(31) 3883-5151    |      (31) 9 8285-3149    |      bandasantoantonio@gmail.com      

A Corporação

APRESENTAÇÃO

Na década de 1920 e 1930 em Rio Doce, existiam duas bandas, a de Josefino Caldeira, que era conhecida como Banda Velha, mas oficialmente chamava-se Lírios da Primavera, e a da Igreja do Padre José Vicente, chamada desde o início de Banda de Santo Antônio. O Sr. Josefino era farmacêutico e pai de Odilon Caldeira,o compositor do hino de Rio Doce. Porém, a banda de Josefino foi desconstituída logo depois que este faleceu, supostamente no final da década de 1930, perdurando apenas a Banda ligada à Igreja, conhecidacomo Banda de Santo Antônio. A Corporação Musical Santo Antônio foi criada na década de 1940 como forma de organizar e formalizar a apresentação dos músicos. Embora aos olhos da comunidade houvesse a noção de que a Banda era da Igreja, desde a saída do Padre José Vicente da paróquia, em 1933, não havia mais vínculo formalizado. A Banda fazia apresentações nas cerimônias religiosas e por isso continuou tendo apoio dos párocos. Era na antiga casa paroquial, na Rua Coronel Bessa, 153, que os músicos guardavam seus instrumentos e se reuniam para os ensaios.

Por falta de verbas para manter um maestro regente, por várias vezes a Banda se viu obrigada a parar com suas apresentações. Sem apoio da administração pública e sem condições de manterem os instrumentos, os músicos se dispersavam de tempos em tempos. Segundo relatos de Luiz Pizane Gallinari (membro da antiga formação da Banda) quem sempre tentava reuní-los e criar certa unidade ao grupo era Geraldo Teixeira de Freitas, o dentista de Rio Doce. Por seu reconhecimento junto à população, o Senhor Geraldo foi prefeito da cidade no período de 02 de abril de 1965 a 30 de Janeiro de 1967 e, novamente, de 31 de Janeiro de 1977 a 31 de Janeiro de 1980, data de seu falecimento.
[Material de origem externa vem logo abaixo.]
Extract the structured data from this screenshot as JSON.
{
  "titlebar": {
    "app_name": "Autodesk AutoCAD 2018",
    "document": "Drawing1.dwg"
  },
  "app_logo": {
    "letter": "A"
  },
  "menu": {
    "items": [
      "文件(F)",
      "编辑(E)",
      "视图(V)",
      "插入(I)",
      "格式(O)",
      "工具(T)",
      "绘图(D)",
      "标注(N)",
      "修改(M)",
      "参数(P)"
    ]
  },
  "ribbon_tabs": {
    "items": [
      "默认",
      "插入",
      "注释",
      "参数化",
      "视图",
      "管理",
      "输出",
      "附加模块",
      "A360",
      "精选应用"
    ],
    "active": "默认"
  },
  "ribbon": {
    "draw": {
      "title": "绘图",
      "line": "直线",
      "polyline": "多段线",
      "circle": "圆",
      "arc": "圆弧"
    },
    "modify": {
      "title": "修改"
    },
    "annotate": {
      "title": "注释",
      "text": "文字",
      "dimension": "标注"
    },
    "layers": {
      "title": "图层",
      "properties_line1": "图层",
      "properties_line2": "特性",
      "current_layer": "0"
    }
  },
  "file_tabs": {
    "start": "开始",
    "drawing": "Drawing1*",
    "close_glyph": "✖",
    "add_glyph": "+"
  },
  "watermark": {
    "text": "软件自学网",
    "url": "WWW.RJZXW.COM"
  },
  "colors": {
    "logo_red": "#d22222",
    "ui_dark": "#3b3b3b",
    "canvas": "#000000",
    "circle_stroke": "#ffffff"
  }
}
Era o trompetista mais afamado da região, e tocou na Rádio Nacional/RJ com a Banda de Barra Longa-MG, cidade da qual é natural.

Em 1955, foi realizada uma reunião entre os músicos para votarem se voltariam a ser a Banda da Igreja Matriz ou se continuavam independentes, ao que a maioria optou por continuarem deslocados da Igreja. Essa iniciativa foi feita na tentativa de ampliarem o número de apresentações da Banda, pois os músicos acreditavam que, se apresentando como Banda da Igreja, poderiam estar presentes apenas na paróquia de Rio Doce e nas vizinhas enquanto que, se fossem independentes, seriam convidados para bailes diversos. Em 1968, o grupo de músicos se reuniu para formular um estatuto da Corporação, escrito por Luiz Pizane Gallinari (natural de Rio Doce, músico que tocava trompete e bombardino) e pelo Sr. José Real (o diretor da banda na época e um dos fundadores da atual banda), documento este que concentrou as expectativas do grupo em fazer da Corporação uma instituição sólida e permanente. Sem recursos para formalizar o registro da Corporação os músicos tiveram o apoio de um Deputado Estadual, Jesus Trindade Barreto. Entre os requisitos para a autenticação da Corporação em cartório estava a exigência de uma publicação em periódico da atuação da Banda. A estratégia do Deputado foi a de ler em sessão pública da Assembléia Estadual o estatuto fazendo aos músicos de Rio Doce uma homenagem. A iniciativa deu certo e o pronunciamento do Deputado foi publicado no Diário Oficial de Minas Gerais no dia 19 de agosto de 1972. Mesmo depois desta conquista a instabilidade do grupo continuou, até que no final da década de 1970 a Banda de Santo Antônio encerrou suas apresentações.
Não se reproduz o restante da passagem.